Judith Sullivan is a writer in Leeds, originally from Baltimore. She is working on a crime series set in Paris. Fluent in French, she’s pretty good with English and has conversational Italian and German. She is working to develop her Yorkshire speak.
One reviewer of an earlier Quinn Coulson novel referred to Atkins’ style as redneck noir. The two notions seem to conflict – as in goofy, laid-back inarticulate versus serious, intense, witty. But in some ways it applies. The noir part comes from tough men and some broads who are tough while others seem to need saving. The setting is of The Lost Ones really red-necky peppered with enormous Wal-Marts and smoky beer joints and people fiddling with their banged out motors.
This may sound like a set-up for a Springsteen song, but the soundtrack here is strictly southern – Patsy Cline, Johnny Cash, with Elvis’ ghost also looming large over the proceedings. The plot is timeless and very much part of the Southern Gothic. Former Ranger Quinn Coulson is readapting to life in mythical Tibbehah County, Mississippi where he has taken on the role of Sherriff, a job that has him policing the people he grew up with – the usual array of ex-girlfriends, old buddies gone bad, dubious hail-fellow-well-met types, etc.

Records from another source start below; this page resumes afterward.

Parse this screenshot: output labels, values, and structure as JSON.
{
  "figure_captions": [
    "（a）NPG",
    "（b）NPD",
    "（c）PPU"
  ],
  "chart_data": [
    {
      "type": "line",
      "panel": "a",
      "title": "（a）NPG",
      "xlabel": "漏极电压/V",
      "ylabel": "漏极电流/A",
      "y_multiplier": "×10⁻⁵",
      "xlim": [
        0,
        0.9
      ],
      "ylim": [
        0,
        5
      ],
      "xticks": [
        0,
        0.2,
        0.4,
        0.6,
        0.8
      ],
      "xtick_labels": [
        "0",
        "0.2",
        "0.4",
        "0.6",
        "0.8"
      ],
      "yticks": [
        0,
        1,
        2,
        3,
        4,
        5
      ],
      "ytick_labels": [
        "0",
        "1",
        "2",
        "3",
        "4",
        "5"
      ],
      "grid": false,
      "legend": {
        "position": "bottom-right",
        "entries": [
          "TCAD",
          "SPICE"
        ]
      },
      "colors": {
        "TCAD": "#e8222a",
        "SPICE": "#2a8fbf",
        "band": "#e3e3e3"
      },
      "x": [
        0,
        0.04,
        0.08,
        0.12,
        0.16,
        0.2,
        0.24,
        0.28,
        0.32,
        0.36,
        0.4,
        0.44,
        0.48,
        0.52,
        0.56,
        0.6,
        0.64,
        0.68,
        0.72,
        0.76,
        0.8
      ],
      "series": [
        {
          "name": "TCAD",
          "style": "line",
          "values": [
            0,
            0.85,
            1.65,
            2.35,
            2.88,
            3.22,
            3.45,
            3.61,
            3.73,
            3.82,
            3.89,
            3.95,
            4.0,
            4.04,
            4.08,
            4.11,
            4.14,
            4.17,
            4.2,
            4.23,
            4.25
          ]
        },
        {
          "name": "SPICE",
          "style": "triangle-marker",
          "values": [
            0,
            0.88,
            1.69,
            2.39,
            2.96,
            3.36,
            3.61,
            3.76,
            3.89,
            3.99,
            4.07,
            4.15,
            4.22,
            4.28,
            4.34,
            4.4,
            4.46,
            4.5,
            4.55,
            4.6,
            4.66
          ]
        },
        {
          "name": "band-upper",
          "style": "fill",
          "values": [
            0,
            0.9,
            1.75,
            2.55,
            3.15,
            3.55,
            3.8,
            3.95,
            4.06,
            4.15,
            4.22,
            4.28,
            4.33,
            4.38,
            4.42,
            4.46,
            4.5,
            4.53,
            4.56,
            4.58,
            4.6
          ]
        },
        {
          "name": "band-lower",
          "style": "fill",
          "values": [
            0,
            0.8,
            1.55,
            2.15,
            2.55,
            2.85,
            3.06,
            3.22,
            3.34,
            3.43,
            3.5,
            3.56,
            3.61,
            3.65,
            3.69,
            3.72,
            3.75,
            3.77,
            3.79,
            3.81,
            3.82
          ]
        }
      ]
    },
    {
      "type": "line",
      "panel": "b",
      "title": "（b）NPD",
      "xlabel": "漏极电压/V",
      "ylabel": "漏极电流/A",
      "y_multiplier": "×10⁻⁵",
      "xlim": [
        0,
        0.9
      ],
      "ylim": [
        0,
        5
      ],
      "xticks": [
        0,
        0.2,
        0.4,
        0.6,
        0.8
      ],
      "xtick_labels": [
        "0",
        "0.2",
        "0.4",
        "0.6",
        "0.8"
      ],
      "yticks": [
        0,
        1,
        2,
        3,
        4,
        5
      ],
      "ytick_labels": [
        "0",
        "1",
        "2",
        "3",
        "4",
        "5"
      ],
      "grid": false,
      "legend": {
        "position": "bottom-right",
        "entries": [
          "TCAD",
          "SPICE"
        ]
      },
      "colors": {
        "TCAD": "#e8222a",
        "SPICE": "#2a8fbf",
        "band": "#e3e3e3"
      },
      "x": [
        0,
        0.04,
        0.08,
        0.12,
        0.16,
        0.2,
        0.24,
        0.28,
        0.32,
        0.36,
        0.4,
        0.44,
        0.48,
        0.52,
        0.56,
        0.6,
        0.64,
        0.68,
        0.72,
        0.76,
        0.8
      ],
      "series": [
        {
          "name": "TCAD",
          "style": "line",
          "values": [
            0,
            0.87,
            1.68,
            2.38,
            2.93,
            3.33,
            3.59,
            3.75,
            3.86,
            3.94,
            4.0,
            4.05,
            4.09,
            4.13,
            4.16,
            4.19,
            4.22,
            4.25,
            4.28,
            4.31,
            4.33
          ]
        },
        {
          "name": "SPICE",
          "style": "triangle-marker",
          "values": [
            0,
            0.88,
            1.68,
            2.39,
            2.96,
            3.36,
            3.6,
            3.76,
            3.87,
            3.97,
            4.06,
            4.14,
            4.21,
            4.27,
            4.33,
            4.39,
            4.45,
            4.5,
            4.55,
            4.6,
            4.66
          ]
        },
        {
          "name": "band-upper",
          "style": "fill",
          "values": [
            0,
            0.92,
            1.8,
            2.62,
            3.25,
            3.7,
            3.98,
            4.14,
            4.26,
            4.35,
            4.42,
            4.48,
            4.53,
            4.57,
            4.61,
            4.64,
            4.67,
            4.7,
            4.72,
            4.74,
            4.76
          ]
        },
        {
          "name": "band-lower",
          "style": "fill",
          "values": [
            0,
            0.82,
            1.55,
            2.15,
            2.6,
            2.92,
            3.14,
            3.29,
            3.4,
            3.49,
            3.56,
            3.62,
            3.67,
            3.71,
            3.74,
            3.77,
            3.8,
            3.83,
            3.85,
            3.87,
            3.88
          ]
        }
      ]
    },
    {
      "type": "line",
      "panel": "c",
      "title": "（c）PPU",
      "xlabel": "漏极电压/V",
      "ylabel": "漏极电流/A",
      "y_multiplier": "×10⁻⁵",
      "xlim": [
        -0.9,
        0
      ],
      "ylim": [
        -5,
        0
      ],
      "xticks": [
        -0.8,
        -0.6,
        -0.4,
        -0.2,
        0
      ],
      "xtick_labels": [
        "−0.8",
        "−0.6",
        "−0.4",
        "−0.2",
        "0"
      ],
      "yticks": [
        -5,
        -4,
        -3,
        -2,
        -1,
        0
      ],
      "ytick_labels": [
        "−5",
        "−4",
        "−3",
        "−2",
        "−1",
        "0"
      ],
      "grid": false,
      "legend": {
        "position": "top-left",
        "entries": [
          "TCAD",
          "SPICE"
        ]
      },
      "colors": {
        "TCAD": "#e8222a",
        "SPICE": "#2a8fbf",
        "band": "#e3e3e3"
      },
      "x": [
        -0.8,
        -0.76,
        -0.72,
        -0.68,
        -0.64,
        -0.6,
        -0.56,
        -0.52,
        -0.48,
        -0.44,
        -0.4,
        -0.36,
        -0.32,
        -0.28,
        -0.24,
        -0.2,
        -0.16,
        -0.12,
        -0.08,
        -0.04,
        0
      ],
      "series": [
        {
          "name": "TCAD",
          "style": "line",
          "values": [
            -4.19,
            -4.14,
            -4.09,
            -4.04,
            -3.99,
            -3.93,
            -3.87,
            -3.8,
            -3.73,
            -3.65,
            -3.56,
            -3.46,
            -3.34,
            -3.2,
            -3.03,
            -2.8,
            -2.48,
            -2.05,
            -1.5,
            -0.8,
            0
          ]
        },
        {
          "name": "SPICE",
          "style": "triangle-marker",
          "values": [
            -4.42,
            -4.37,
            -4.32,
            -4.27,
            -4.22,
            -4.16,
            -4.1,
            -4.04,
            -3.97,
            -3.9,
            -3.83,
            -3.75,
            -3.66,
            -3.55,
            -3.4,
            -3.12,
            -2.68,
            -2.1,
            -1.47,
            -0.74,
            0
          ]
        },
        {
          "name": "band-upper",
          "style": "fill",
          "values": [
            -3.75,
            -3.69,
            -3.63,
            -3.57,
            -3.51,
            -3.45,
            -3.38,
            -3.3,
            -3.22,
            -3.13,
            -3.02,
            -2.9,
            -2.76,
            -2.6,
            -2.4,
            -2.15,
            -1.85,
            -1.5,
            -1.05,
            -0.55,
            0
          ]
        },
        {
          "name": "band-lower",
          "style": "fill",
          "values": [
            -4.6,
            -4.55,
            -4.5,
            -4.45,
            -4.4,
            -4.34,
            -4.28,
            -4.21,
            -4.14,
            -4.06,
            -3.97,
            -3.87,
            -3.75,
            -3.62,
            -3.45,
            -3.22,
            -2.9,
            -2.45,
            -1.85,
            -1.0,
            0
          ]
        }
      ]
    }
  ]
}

In addition to his sherriffing duties, Coulson is a surrogate father for his nephew, Jason, whose mother Caddy comes and goes. Quinn’s sister is one of the best drawn female characters – also one of the title’s lost ones who veers between addiction to drugs and an addiction to religious fervor.
There is very much a sense of transience about this place, despite Coulson returning from his military duties to a familiar landscape. People meander in and out of story and seem to meander in and out of their own lives, aimless and uprooted with no professional or familial goals.
The mystery within The Lost Ones concerns married Janet and Ramon Torres who go on the run with a dozen small Mexican children, leaving one baby at home near death. Coulson and his fellow law enforcement officers uncover an especially nasty trafficking ring starting with their inspection of the especially nasty home which served as the Torreses’ nursery cum holding cells. It may seem bizarre that in 2012 one ramshackle dirty home would house so many children with nobody in officialdom blinking or calling the police. So well-written is The Lost Ones, one believes Atkins’ rendition of the story that until the kids vanished, none of the neighbours seemed that upset or troubled by the situation. This is the way these people live in an almost permanent state of acceptance that life is odd, life is unfair, but hey – that is how it is.
There is no real mystery to the tracking down of the Torreses. It is more of a Southern-fried Tom and Jerry cartoon with Coulson and others heading as far south as Mexico to track down the kidnappers. Other things happen, too, most of them involving the unravelling of a historical mystery locked away in the memories of Quinn and Caddy. It’s all very leisurely but in a good way that fits with the sleepy small town setting. The love story is a stand-out, the relationship between Coulson and federal agent Dinah Brand tender and funny and grown-up and believable.
Like the references direct and indirect to The King, the humor is a constant and very much of the place. One character for instance thinks he is near death and takes umbrage at the cigarette on offer. “Here it was his last smoke, and a damn menthol.” Another character commenting on fast news travels in Tibbebah quips that “You can’t fart in this town without someone hearing it.”
But the humour is not over the top in this book which deals with some terrible stuff – child abduction and abuse and drug use and across the board poverty and lack of ambition. The tone is right and never condescending or fey. The dialogue is believable and it allows the characters to jump off the page with their quirks and dry wit and.
The late and oh-so-great Elmore Leonard is referred to twice, quoted on the back cover praising Atkins and at the beginning of the book there is quote from Leonard’s Last Stand at Saber River. The parallels are many and Atkins shares Leonard’s gift for dry but meaningful dialogue that moves the story forward. He also has the bard of Detroit sharp eye for how what people wear and eat and drink defines them.
There is a difference in that Detroit, where Leonard set so many of his books, is a real place and Tibbebah fictional. It feels real, though, and so do Coulson, his precocious nephew and his mother with her framed pictures of Jesus and Elvis.
Shots is looking forward to the next instalment in the adventures of Tibbebah county.